Still, their victories at the Grammys are another indication that there are other "power centers" in this society, and they want the boundaries respected. I think this is a lesson from last November that some political leaders have learned, and that some have yet to learn.
And it may also indicate the power of "NASCAR" voters was highly overrated.
2) NPR, bless 'em, is turning a critical eye on the reports of munitions from Iran being used in Iraq in a straight up interview with someone willing to put his voice behind his skepticism. As the New York Times reports, he is not alone:
The response from Congressional and other critics speaks volumes about the current state of American credibility, four years after the intelligence controversy leading up to the Iraq war. To pre-empt accusations that the charges against Iran were politically motivated, the administration rejected the idea of a high-level presentation, relying instead on military and intelligence officers to make its case in a background briefing in Baghdad.The NPR report is actually more skeptical than the NYT article. The latter bends over backwards to give the Administration more than it is due, even ending with this thoroughly pathetic plea:
Even so, critics have been quick to voice doubts. Representative Silvestre Reyes of Texas, the Democratic chairman of the House Intelligence Committee, suggested that the White House was more interested in sending a message to Tehran than in backing up serious allegations with proof. And David Kay, who once led the hunt for illicit weapons in Iraq, said the grave situation in Iraq should have taught the Bush administration to put more of a premium on transparency when it comes to intelligence.

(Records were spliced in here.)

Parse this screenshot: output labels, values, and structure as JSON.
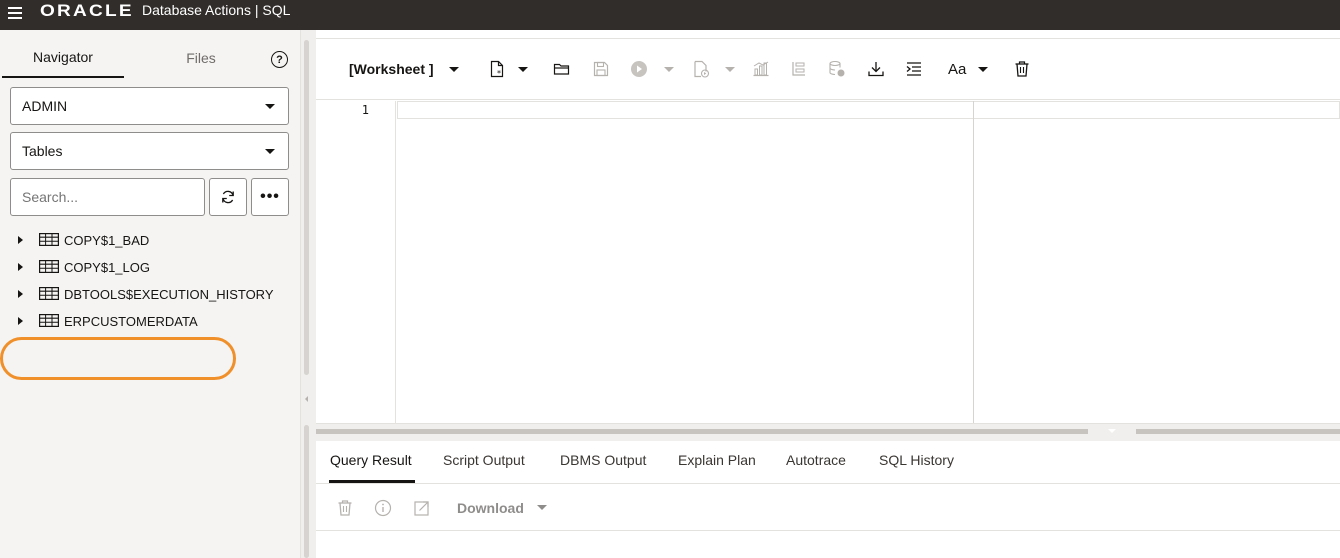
{
  "header": {
    "brand": "ORACLE",
    "product": "Database Actions |  SQL"
  },
  "navigator": {
    "tabs": [
      {
        "label": "Navigator",
        "active": true
      },
      {
        "label": "Files",
        "active": false
      }
    ],
    "help_symbol": "?",
    "schema_select": "ADMIN",
    "object_type_select": "Tables",
    "search_placeholder": "Search...",
    "more_symbol": "•••",
    "tables": [
      {
        "name": "COPY$1_BAD"
      },
      {
        "name": "COPY$1_LOG"
      },
      {
        "name": "DBTOOLS$EXECUTION_HISTORY"
      },
      {
        "name": "ERPCUSTOMERDATA",
        "highlighted": true
      }
    ],
    "highlight_color": "#f0902b"
  },
  "toolbar": {
    "worksheet_label": "[Worksheet ]",
    "font_size_glyph": "Aa",
    "icons": [
      "new-worksheet-icon",
      "open-folder-icon",
      "save-icon",
      "run-icon",
      "run-script-icon",
      "explain-plan-icon",
      "autotrace-icon",
      "sql-history-icon",
      "download-icon",
      "format-icon",
      "font-size-icon",
      "clear-icon"
    ]
  },
  "editor": {
    "line_numbers": [
      "1"
    ]
  },
  "results": {
    "tabs": [
      {
        "label": "Query Result",
        "active": true
      },
      {
        "label": "Script Output",
        "active": false
      },
      {
        "label": "DBMS Output",
        "active": false
      },
      {
        "label": "Explain Plan",
        "active": false
      },
      {
        "label": "Autotrace",
        "active": false
      },
      {
        "label": "SQL History",
        "active": false
      }
    ],
    "download_label": "Download"
  },
  "colors": {
    "topbar": "#312d2a",
    "panel": "#f5f4f2",
    "accent_highlight": "#f0902b"
  }
}
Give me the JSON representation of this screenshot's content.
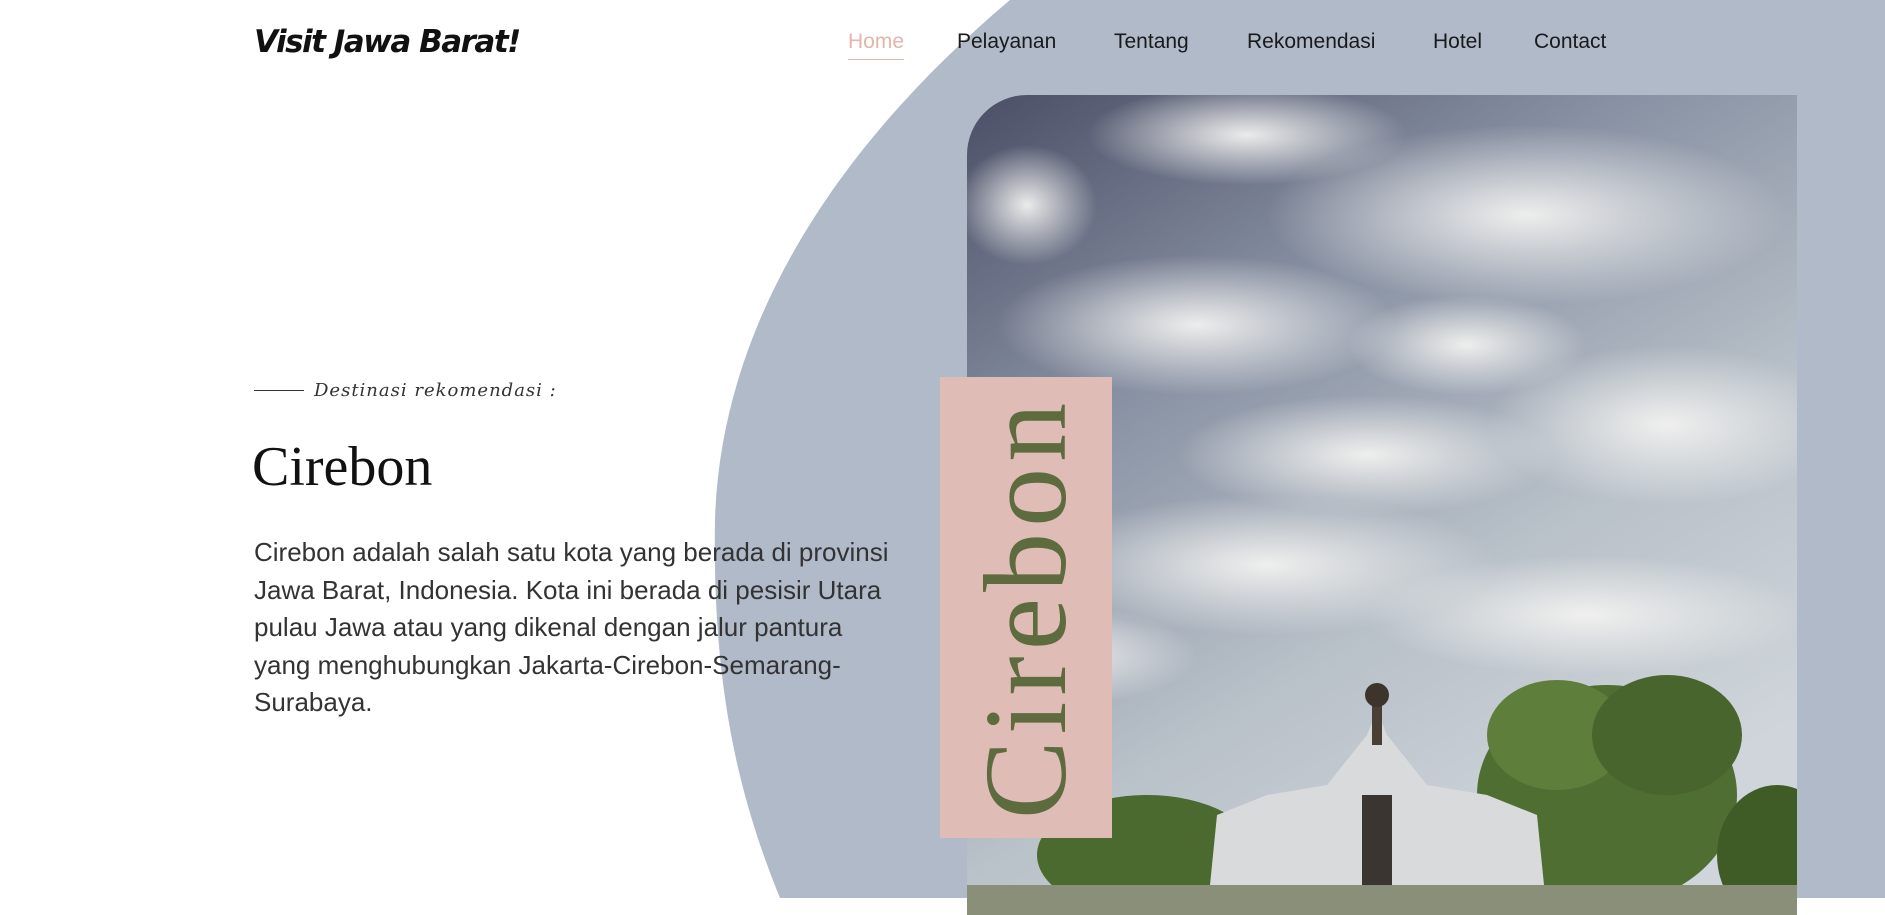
{
  "brand": {
    "logo_text": "Visit Jawa Barat!"
  },
  "nav": {
    "items": [
      {
        "label": "Home",
        "active": true
      },
      {
        "label": "Pelayanan",
        "active": false
      },
      {
        "label": "Tentang",
        "active": false
      },
      {
        "label": "Rekomendasi",
        "active": false
      },
      {
        "label": "Hotel",
        "active": false
      },
      {
        "label": "Contact",
        "active": false
      }
    ]
  },
  "hero": {
    "eyebrow": "Destinasi rekomendasi :",
    "title": "Cirebon",
    "description": "Cirebon adalah salah satu kota yang berada di provinsi Jawa Barat, Indonesia. Kota ini berada di pesisir Utara pulau Jawa atau yang dikenal dengan jalur pantura yang menghubungkan Jakarta-Cirebon-Semarang-Surabaya.",
    "vertical_label": "Cirebon"
  },
  "colors": {
    "accent": "#e3b5ad",
    "arc_background": "#b0bac9",
    "card_background": "#dfbcb6",
    "text_dark": "#111111"
  }
}
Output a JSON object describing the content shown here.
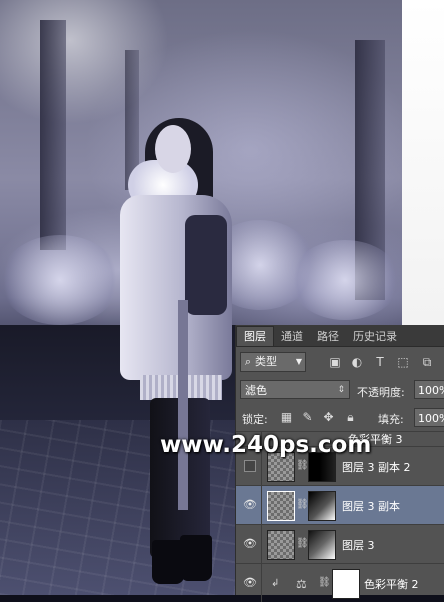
{
  "watermark": "www.240ps.com",
  "layers_panel": {
    "tabs": [
      "图层",
      "通道",
      "路径",
      "历史记录"
    ],
    "active_tab": "图层",
    "filter": {
      "kind_label": "类型"
    },
    "blend_mode": "滤色",
    "opacity_label": "不透明度:",
    "opacity_value": "100%",
    "lock_label": "锁定:",
    "fill_label": "填充:",
    "fill_value": "100%",
    "layers": [
      {
        "name": "色彩平衡 3",
        "visible": false,
        "selected": false,
        "partial": true
      },
      {
        "name": "图层 3 副本 2",
        "visible": false,
        "selected": false
      },
      {
        "name": "图层 3 副本",
        "visible": true,
        "selected": true
      },
      {
        "name": "图层 3",
        "visible": true,
        "selected": false
      },
      {
        "name": "色彩平衡 2",
        "visible": true,
        "selected": false
      }
    ]
  }
}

“If you want to avoid the perception that you’ve cooked the books, you come out and make the charges publicly,” Mr. Kay said.
“People have lost their moorings,” Mr. Zelikow said. He said the administration was trying to overcome public distrust by asking, in essence, “Don’t you trust our soldiers?”Which can only be summed up as: "CLAP LOUDER!"
Bruce Reidel is not shrill, but he cuts the issue down to size: it's a question of evidence, and there simply isn't any. One of the three great lies is: "We're from the government. Trust us." Looks like a healthy skepticism has returned in some areas of public life.
Turn out the lights, George, the party's over.
3) NPR, again, is keeping track of the "toll of war."
One can certainly take one lesson from Karl Rove: stick to principle. Or at least, return to them when you stray. Which, yes, is what the Administration is still doing. But it is the principles they are sticking to which are failing them.